In the asylum of Saint-Rémy, at a time when Van Gogh’s soul was weary but not surrendered, this painting of fragile splendor was born. The vase filled with pink roses, set against a green background, is a hymn to hope and healing. Van Gogh painted this picture shortly before his discharge from the Saint-Rémy asylum. He felt he was coming to terms with his illness and with himself. In this healing process, painting was crucial. The painting is among his largest and most beautiful still lifes. The diagonal brushstrokes, moved by the wind of inner restlessness, seem to sway the flowers in the silence of the room.
In a hidden corner of a timeless garden, a woman places her face close to a rose in full bloom. The gesture is slight, suspended, almost sacred. Waterhouse, with her typical Pre-Raphaelite delicacy, captures the essence of the moment. The rose is soul and memory, and the woman who touches it seems to converse with a lost love, or perhaps with a life that could have been. All is silent except the silent language of the flowers.
John William Waterhouse knew how to infuse his female figures with a quiet, never shouted sensuality, made up of gestures.

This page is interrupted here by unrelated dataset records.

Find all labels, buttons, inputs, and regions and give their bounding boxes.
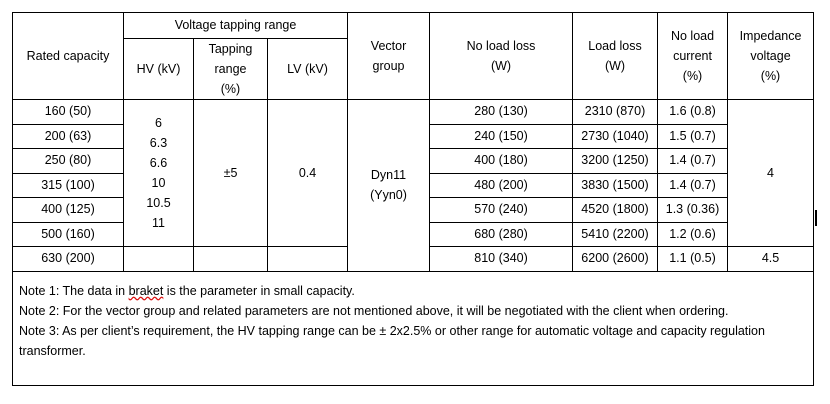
note-1-misspelled-word: braket [128, 283, 164, 298]
cell-capacity: 200 (63) [13, 124, 124, 149]
cell-no-load-loss: 240 (150) [430, 124, 573, 149]
cell-load-loss: 2310 (870) [573, 100, 658, 125]
note-1-start: Note 1: The data in [19, 283, 129, 298]
cell-no-load-current: 1.6 (0.8) [658, 100, 728, 125]
header-lv: LV (kV) [268, 39, 348, 100]
cell-capacity: 400 (125) [13, 198, 124, 223]
cell-load-loss: 6200 (2600) [573, 247, 658, 272]
cell-load-loss: 4520 (1800) [573, 198, 658, 223]
header-load-loss: Load loss (W) [573, 13, 658, 100]
cell-no-load-loss: 400 (180) [430, 149, 573, 174]
cell-tapping-blank [194, 247, 268, 272]
cell-load-loss: 3830 (1500) [573, 173, 658, 198]
header-voltage-tapping-range: Voltage tapping range [124, 13, 348, 39]
header-hv: HV (kV) [124, 39, 194, 100]
notes-cell [13, 271, 814, 385]
cell-no-load-loss: 680 (280) [430, 222, 573, 247]
header-tapping-range: Tapping range (%) [194, 39, 268, 100]
note-1-end: is the parameter in small capacity. [163, 283, 355, 298]
cell-no-load-current: 1.3 (0.36) [658, 198, 728, 223]
cell-lv-blank [268, 247, 348, 272]
cell-capacity: 250 (80) [13, 149, 124, 174]
cell-no-load-current: 1.2 (0.6) [658, 222, 728, 247]
cell-no-load-current: 1.4 (0.7) [658, 173, 728, 198]
notes-row [13, 271, 814, 385]
cell-no-load-current: 1.1 (0.5) [658, 247, 728, 272]
header-row-1 [13, 13, 814, 39]
header-rated-capacity: Rated capacity [13, 13, 124, 100]
cell-hv-blank [124, 247, 194, 272]
cell-no-load-loss: 810 (340) [430, 247, 573, 272]
header-impedance-voltage: Impedance voltage (%) [728, 13, 814, 100]
cell-no-load-loss: 570 (240) [430, 198, 573, 223]
header-vector-group: Vector group [348, 13, 430, 100]
cell-vector-group: Dyn11 (Yyn0) [348, 100, 430, 272]
cell-capacity: 500 (160) [13, 222, 124, 247]
cell-no-load-current: 1.5 (0.7) [658, 124, 728, 149]
header-no-load-loss: No load loss (W) [430, 13, 573, 100]
cell-load-loss: 2730 (1040) [573, 124, 658, 149]
cell-capacity: 160 (50) [13, 100, 124, 125]
cell-no-load-loss: 480 (200) [430, 173, 573, 198]
cell-load-loss: 5410 (2200) [573, 222, 658, 247]
cell-load-loss: 3200 (1250) [573, 149, 658, 174]
cell-hv-values: 6 6.3 6.6 10 10.5 11 [124, 100, 194, 247]
cell-tapping: ±5 [194, 100, 268, 247]
note-1 [19, 281, 811, 301]
header-no-load-current: No load current (%) [658, 13, 728, 100]
cell-capacity: 630 (200) [13, 247, 124, 272]
cell-no-load-loss: 280 (130) [430, 100, 573, 125]
text-cursor-icon [815, 210, 817, 226]
cell-lv: 0.4 [268, 100, 348, 247]
cell-no-load-current: 1.4 (0.7) [658, 149, 728, 174]
cell-impedance-main: 4 [728, 100, 814, 247]
cell-impedance-last: 4.5 [728, 247, 814, 272]
transformer-spec-table [12, 12, 814, 386]
cell-capacity: 315 (100) [13, 173, 124, 198]
note-3: Note 3: As per client’s requirement, the HV tapping range can be ± 2x2.5% or other range for automatic voltage and capacity regulation transformer. [19, 323, 765, 358]
table-row [13, 100, 814, 125]
note-2: Note 2: For the vector group and related parameters are not mentioned above, it will be negotiated with the client when ordering. [19, 303, 729, 318]
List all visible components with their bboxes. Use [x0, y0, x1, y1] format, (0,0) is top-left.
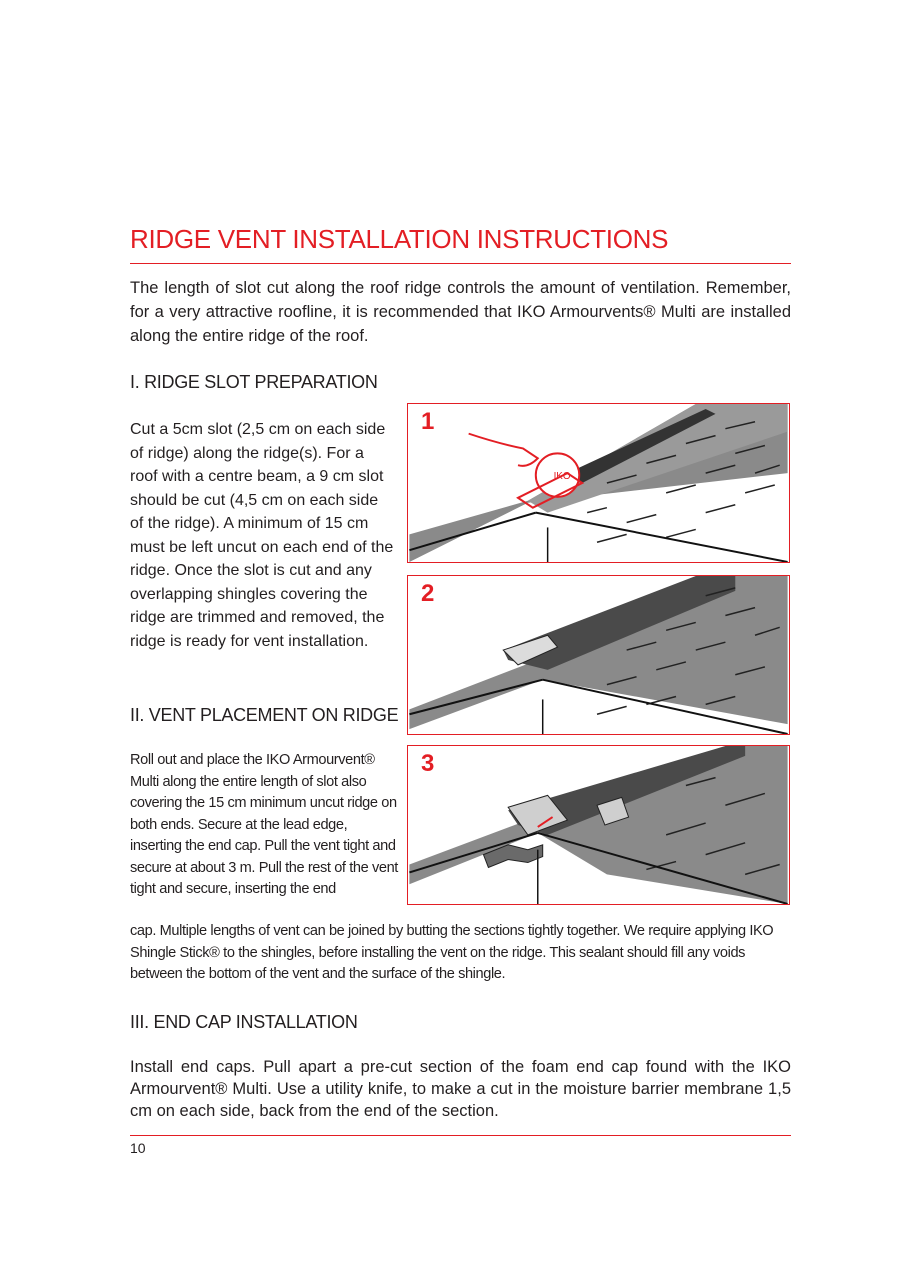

In The Soul of the Rose, the woman portrayed shows nothing explicitly sensual, yet the whole scene vibrates with contained desire. The way she approaches the rose, closing her eyes to catch its scent, one hand leaning against the wall, the other grazing the flower. It is an inner sensuality that manifests itself in the silent gesture of one who seeks in the essence of a flower the memory or echo of a feeling.
This Klimt canvas is a carpet of color. Preserved today in a private collection, The Rose Garden (Der Rosengarten) is fascinating for its intimate, almost secretive nature. Created by Gustav Klimt in 1912, the painting is not just a floral homage, but a glimpse into the artist’s private universe. The painter had a strong passion for roses: he found inspiration for this work in the garden of his house on Feldmühlgasse in the quiet suburban district of Unter Sankt Veit in Vienna’s Hietzing district. In that natural refuge, Klimt found a counterpoint to the mundanity of the city: there, amid the seasonal blossoms and the silence in the greenery, painting became meditation.